The Flyers' 1979-1980 year should have been remembered for its triumphs--a 116-point regular season, the highest in the league and the best (even to date) in franchise history, including an NHL-record 35-game undefeated streak, capped with a trip to the Stanely Cup finals against the New York Islanders. Instead, it is primarily remembered for one man, who donned the Black and White rather than the Orange and Black: Leon Stickle, whose no-call in Game Six of the Finals on May 24th, 1980 helped the Islanders seal the game for the series win.
Stickle's brush with infamy came late in the game's first period, when Islanders winger Clark Gillies appeared to send a pass back over the blue line for teammate Butch Goring, who proceeded to advance into the offensive zone. The play looked to be offsides, and the Flyers defensemen reacted as such, but Stickle ruled a safe pass, and Goring's feed to a streaking Brian Sutter led to the Islanders scoring a relatively easy goal. Stickle would later admit that he blew the call, securing his place in Philadelphia immortality for the most undesired of reasons.

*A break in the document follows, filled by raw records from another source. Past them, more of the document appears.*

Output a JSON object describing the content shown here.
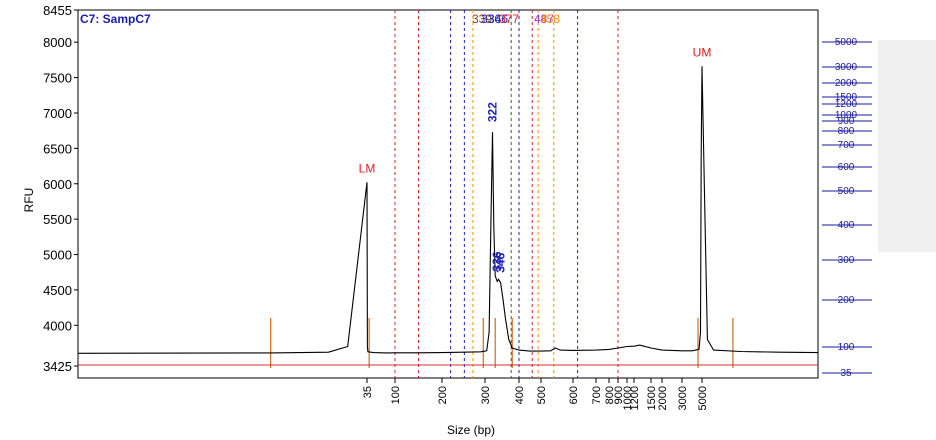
{
  "chart_data": {
    "type": "line",
    "sample_title": "C7: SampC7",
    "ylabel": "RFU",
    "xlabel": "Size (bp)",
    "ylim": [
      3425,
      8455
    ],
    "y_ticks": [
      "8455",
      "8000",
      "7500",
      "7000",
      "6500",
      "6000",
      "5500",
      "5000",
      "4500",
      "4000",
      "3425"
    ],
    "y_tick_values": [
      8455,
      8000,
      7500,
      7000,
      6500,
      6000,
      5500,
      5000,
      4500,
      4000,
      3425
    ],
    "x_ticks": [
      "35",
      "100",
      "200",
      "300",
      "400",
      "500",
      "600",
      "700",
      "800",
      "900",
      "1000",
      "1200",
      "1500",
      "2000",
      "3000",
      "5000"
    ],
    "x_tick_values": [
      35,
      100,
      200,
      300,
      400,
      500,
      600,
      700,
      800,
      900,
      1000,
      1200,
      1500,
      2000,
      3000,
      5000
    ],
    "right_ticks": [
      "5000",
      "3000",
      "2000",
      "1500",
      "1200",
      "1000",
      "900",
      "800",
      "700",
      "600",
      "500",
      "400",
      "300",
      "200",
      "100",
      "35"
    ],
    "right_tick_values": [
      5000,
      3000,
      2000,
      1500,
      1200,
      1000,
      900,
      800,
      700,
      600,
      500,
      400,
      300,
      200,
      100,
      35
    ],
    "peaks": [
      {
        "label": "LM",
        "size": 35,
        "rfu": 6020,
        "color": "#e02020"
      },
      {
        "label": "322",
        "size": 322,
        "rfu": 6730,
        "color": "#2020c0"
      },
      {
        "label": "336",
        "size": 336,
        "rfu": 4620,
        "color": "#2020c0"
      },
      {
        "label": "346",
        "size": 346,
        "rfu": 4600,
        "color": "#2020c0"
      },
      {
        "label": "UM",
        "size": 5000,
        "rfu": 7660,
        "color": "#e02020"
      }
    ],
    "top_labels": [
      {
        "text": "339",
        "color": "#8b4513"
      },
      {
        "text": "336",
        "color": "#2020c0"
      },
      {
        "text": "346",
        "color": "#2020c0"
      },
      {
        "text": "377",
        "color": "#e02020"
      },
      {
        "text": "487",
        "color": "#9932cc"
      },
      {
        "text": "458",
        "color": "#ff8c00"
      }
    ],
    "region_lines": [
      {
        "size": 100,
        "color": "#d02020",
        "style": "dash"
      },
      {
        "size": 150,
        "color": "#d02020",
        "style": "dash"
      },
      {
        "size": 220,
        "color": "#2020c0",
        "style": "dash"
      },
      {
        "size": 252,
        "color": "#2020c0",
        "style": "dash"
      },
      {
        "size": 272,
        "color": "#ff8c00",
        "style": "dash"
      },
      {
        "size": 377,
        "color": "#2a6a2a",
        "style": "dash"
      },
      {
        "size": 400,
        "color": "#2020c0",
        "style": "dash"
      },
      {
        "size": 460,
        "color": "#d02020",
        "style": "dash"
      },
      {
        "size": 487,
        "color": "#ff8c00",
        "style": "dash"
      },
      {
        "size": 540,
        "color": "#ff8c00",
        "style": "dash"
      },
      {
        "size": 620,
        "color": "#2020c0",
        "style": "dash"
      },
      {
        "size": 900,
        "color": "#d02020",
        "style": "dash"
      }
    ],
    "series": [
      {
        "trace": [
          [
            20,
            3605
          ],
          [
            30,
            3610
          ],
          [
            33,
            3620
          ],
          [
            34,
            3700
          ],
          [
            35,
            6020
          ],
          [
            36,
            3700
          ],
          [
            37,
            3625
          ],
          [
            50,
            3615
          ],
          [
            80,
            3610
          ],
          [
            100,
            3612
          ],
          [
            150,
            3612
          ],
          [
            200,
            3615
          ],
          [
            250,
            3620
          ],
          [
            290,
            3625
          ],
          [
            305,
            3640
          ],
          [
            312,
            3900
          ],
          [
            318,
            5600
          ],
          [
            322,
            6730
          ],
          [
            326,
            5400
          ],
          [
            330,
            4700
          ],
          [
            336,
            4620
          ],
          [
            340,
            4650
          ],
          [
            346,
            4600
          ],
          [
            352,
            4400
          ],
          [
            360,
            4100
          ],
          [
            370,
            3800
          ],
          [
            380,
            3680
          ],
          [
            400,
            3650
          ],
          [
            450,
            3635
          ],
          [
            500,
            3635
          ],
          [
            530,
            3640
          ],
          [
            545,
            3680
          ],
          [
            560,
            3650
          ],
          [
            600,
            3645
          ],
          [
            700,
            3650
          ],
          [
            800,
            3660
          ],
          [
            900,
            3680
          ],
          [
            1000,
            3700
          ],
          [
            1200,
            3705
          ],
          [
            1300,
            3720
          ],
          [
            1350,
            3710
          ],
          [
            1500,
            3680
          ],
          [
            2000,
            3650
          ],
          [
            3000,
            3640
          ],
          [
            4000,
            3640
          ],
          [
            4700,
            3660
          ],
          [
            4850,
            3900
          ],
          [
            4920,
            6400
          ],
          [
            5000,
            7660
          ],
          [
            5060,
            6000
          ],
          [
            5140,
            3800
          ],
          [
            5300,
            3650
          ],
          [
            6000,
            3630
          ],
          [
            7000,
            3620
          ],
          [
            8000,
            3615
          ]
        ]
      }
    ],
    "marker_lines": [
      {
        "size": 30,
        "color": "#d2691e"
      },
      {
        "size": 40,
        "color": "#d2691e"
      },
      {
        "size": 296,
        "color": "#d2691e"
      },
      {
        "size": 330,
        "color": "#d2691e"
      },
      {
        "size": 380,
        "color": "#d2691e"
      },
      {
        "size": 4600,
        "color": "#d2691e"
      },
      {
        "size": 5800,
        "color": "#d2691e"
      }
    ]
  }
}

Though it's true that the Flyers ended up losing the game, one thing should be said in Stickle's defense: The goal wasn't really as consequential as you might think. When you hear people rant about how a no-call cost the Flyers the game and the series, you figure it was Bob Nystrom's famous overtime goal that should have been nulled, or that at least it was the game-tier late in regulation. In actuality, Sutter's goal merely put the Islanders up 2-1 with two whole periods to go, in what would eventually end up a 5-4 game. Sure, that's still a one-goal differential, and who knows how things would have turned out with the violation called, but as far as all-time scapegoats go, this isn't really Buckner letting the ball through his legs in the bottom of the tenth.
Still, was the call definitely off-sides? Well, you judge for yourself. But yes. Yes it was.